Nella storia di questa grande impresa sono successi tanti piccoli miracoli. Erika Vitale li enumera come la memoria glieli suggerisce: dall’ingegnere milanese che offrì un lascito enorme a un altro benefattore che decise di sostenere 14 mamme, alla parrucchiera che raccoglieva le mance delle clienti, al gruppo di colleghi che metteva in una cassa comune l’equivalente di un caffè al giorno, fino ai piccoli risparmi della classe del catechismo... E poi la meraviglia dei bambini «adottati» da Giovanni Paolo II, che pochi giorni prima di morire fece arrivare un assegno da 25mila euro che l’allora presidente del Movimento per la vita, Carlo Casini, destinò a Progetto Gemma. «Furono aiutate 10 donne, nacquero 11 bambini: due erano gemelli. Una mamma era polacca, aveva già in mano il certificato per l’interruzione di gravidanza. Quando seppe che ad aiutarla era il Papa suo connazionale ne fu orgogliosissima », ricorda Erika Vitale.

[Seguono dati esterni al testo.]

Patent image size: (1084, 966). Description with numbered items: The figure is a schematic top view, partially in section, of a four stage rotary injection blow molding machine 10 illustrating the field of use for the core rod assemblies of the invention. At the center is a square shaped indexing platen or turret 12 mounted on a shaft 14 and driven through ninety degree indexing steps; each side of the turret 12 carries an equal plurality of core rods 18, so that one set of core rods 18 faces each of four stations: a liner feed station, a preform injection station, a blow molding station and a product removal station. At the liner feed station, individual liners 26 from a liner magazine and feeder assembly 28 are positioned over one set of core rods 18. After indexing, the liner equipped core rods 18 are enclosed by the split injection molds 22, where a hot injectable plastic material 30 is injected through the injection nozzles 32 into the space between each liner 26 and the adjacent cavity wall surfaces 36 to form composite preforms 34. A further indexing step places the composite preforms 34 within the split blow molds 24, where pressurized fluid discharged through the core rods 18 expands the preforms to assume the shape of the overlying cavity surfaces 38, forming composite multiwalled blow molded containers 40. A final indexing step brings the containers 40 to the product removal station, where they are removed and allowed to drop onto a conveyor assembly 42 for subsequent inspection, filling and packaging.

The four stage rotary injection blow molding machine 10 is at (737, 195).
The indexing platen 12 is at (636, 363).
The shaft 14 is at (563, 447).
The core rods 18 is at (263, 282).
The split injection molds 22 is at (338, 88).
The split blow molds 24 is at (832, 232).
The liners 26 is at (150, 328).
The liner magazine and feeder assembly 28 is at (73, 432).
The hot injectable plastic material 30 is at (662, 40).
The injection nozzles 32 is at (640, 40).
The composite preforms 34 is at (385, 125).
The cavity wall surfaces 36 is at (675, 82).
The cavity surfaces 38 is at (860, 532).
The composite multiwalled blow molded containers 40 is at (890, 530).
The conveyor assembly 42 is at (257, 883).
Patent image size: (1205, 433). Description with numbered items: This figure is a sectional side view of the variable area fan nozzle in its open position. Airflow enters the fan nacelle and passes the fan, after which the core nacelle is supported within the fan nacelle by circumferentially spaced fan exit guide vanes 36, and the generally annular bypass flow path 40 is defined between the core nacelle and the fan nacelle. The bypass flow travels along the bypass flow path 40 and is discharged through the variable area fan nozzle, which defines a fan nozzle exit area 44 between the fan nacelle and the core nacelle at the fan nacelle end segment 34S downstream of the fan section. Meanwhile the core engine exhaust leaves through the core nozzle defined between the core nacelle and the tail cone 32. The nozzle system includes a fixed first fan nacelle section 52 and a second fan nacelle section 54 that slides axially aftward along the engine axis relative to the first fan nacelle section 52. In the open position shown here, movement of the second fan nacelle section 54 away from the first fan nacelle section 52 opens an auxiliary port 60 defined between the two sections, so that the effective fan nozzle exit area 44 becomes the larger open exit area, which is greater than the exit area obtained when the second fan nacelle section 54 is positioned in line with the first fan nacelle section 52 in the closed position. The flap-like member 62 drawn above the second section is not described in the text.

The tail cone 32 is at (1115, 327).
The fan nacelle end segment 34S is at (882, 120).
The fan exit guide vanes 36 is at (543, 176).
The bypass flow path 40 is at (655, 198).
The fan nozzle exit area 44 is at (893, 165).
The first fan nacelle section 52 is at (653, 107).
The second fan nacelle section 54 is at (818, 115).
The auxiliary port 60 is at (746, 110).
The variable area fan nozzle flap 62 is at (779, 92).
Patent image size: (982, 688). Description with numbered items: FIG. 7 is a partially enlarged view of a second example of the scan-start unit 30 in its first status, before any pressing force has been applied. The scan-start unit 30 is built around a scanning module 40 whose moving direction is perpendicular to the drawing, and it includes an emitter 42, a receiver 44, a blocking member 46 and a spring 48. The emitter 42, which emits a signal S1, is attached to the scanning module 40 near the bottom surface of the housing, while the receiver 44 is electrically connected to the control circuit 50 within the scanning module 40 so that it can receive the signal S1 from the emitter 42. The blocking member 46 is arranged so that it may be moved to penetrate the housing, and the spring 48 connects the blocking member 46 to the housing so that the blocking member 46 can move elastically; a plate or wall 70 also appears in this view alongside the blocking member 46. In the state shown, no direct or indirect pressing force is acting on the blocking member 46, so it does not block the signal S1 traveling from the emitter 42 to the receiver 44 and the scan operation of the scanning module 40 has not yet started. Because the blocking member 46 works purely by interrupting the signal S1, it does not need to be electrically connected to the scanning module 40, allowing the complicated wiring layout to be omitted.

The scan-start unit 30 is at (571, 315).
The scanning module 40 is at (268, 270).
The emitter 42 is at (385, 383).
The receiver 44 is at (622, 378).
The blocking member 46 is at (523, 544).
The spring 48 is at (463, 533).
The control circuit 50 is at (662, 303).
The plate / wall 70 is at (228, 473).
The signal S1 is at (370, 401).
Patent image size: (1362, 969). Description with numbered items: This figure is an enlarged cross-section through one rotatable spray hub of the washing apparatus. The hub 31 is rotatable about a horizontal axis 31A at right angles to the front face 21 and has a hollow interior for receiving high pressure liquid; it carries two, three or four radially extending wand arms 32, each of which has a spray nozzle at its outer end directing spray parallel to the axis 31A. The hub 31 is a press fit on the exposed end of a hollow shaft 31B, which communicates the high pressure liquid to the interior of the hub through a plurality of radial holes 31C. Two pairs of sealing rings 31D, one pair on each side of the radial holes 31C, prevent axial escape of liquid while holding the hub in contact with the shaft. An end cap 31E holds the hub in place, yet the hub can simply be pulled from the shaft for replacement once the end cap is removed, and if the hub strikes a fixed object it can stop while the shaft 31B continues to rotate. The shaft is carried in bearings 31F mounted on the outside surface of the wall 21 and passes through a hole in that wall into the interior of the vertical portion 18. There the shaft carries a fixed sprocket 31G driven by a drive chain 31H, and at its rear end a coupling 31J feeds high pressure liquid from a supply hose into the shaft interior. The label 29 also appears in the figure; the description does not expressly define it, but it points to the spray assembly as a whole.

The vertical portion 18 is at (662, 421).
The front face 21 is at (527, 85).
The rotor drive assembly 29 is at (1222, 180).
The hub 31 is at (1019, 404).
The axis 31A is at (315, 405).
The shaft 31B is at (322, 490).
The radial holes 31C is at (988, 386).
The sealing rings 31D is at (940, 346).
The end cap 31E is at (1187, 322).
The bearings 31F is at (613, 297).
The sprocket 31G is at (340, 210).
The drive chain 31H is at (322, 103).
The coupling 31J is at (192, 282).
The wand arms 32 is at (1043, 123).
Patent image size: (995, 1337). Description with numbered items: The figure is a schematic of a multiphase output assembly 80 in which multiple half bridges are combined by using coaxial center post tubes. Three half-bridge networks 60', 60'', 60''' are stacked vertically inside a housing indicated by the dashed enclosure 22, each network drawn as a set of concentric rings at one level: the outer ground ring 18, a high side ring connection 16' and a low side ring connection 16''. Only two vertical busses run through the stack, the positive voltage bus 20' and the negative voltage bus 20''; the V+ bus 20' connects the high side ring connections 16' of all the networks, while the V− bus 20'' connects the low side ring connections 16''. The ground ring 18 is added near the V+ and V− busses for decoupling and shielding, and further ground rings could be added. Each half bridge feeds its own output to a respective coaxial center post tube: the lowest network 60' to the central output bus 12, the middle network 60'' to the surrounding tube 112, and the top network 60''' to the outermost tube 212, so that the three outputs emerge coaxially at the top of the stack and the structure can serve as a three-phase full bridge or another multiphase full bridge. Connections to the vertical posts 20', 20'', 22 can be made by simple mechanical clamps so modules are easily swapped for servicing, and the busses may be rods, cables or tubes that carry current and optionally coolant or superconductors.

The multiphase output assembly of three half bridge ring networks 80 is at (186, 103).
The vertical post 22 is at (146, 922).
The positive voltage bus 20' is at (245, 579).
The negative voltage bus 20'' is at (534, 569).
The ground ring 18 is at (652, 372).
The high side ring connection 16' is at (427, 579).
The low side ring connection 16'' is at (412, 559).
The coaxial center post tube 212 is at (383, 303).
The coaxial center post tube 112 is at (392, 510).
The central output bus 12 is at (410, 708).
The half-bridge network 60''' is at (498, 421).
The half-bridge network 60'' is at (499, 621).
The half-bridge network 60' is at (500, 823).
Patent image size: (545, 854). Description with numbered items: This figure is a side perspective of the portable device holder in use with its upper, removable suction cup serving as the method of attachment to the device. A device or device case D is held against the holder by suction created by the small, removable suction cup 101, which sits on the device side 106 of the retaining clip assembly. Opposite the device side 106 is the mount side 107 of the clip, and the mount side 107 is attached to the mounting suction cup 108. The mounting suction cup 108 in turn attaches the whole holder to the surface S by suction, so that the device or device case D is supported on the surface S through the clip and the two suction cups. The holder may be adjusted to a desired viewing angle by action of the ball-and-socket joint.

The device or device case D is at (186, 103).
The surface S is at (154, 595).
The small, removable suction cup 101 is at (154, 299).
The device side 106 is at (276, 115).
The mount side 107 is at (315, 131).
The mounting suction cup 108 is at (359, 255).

E oggi, cosa accade? «Le donne destinatarie dell’adozione prenatale sono metà straniere e metà italiane», osserva l’attuale responsabile, Antonella Mugnolo, sposata, due figli di 12 e 9 anni, «catturata» al Movimento per la vita proprio da Carlo Casini. «Purtroppo l’aborto è diventato fai-da-te, ai Cav arrivano donne che hanno abortito più volte. Un elemento positivo è che spesso sono i consultori pubblici ad indirizzare le donne ai Cav». E la povertà è la causa principale della rinuncia alla maternità, oltre al fatto che i padri o istigano all’aborto o si dileguano. Quanto ai sostenitori, una gran parte di Progetti Gemma viene finanziata da gruppi, perché per un singolo si può rivelare una spesa alta. Per i 25 anni di Progetto Gemma – racconta Antonella Mugnolo – è stato istituito un Fondo speciale per intervenire con aiuti una tantum alle mamme in casi urgenti, come uno sfratto imminente. Tutto il possibile, per salvare una vita.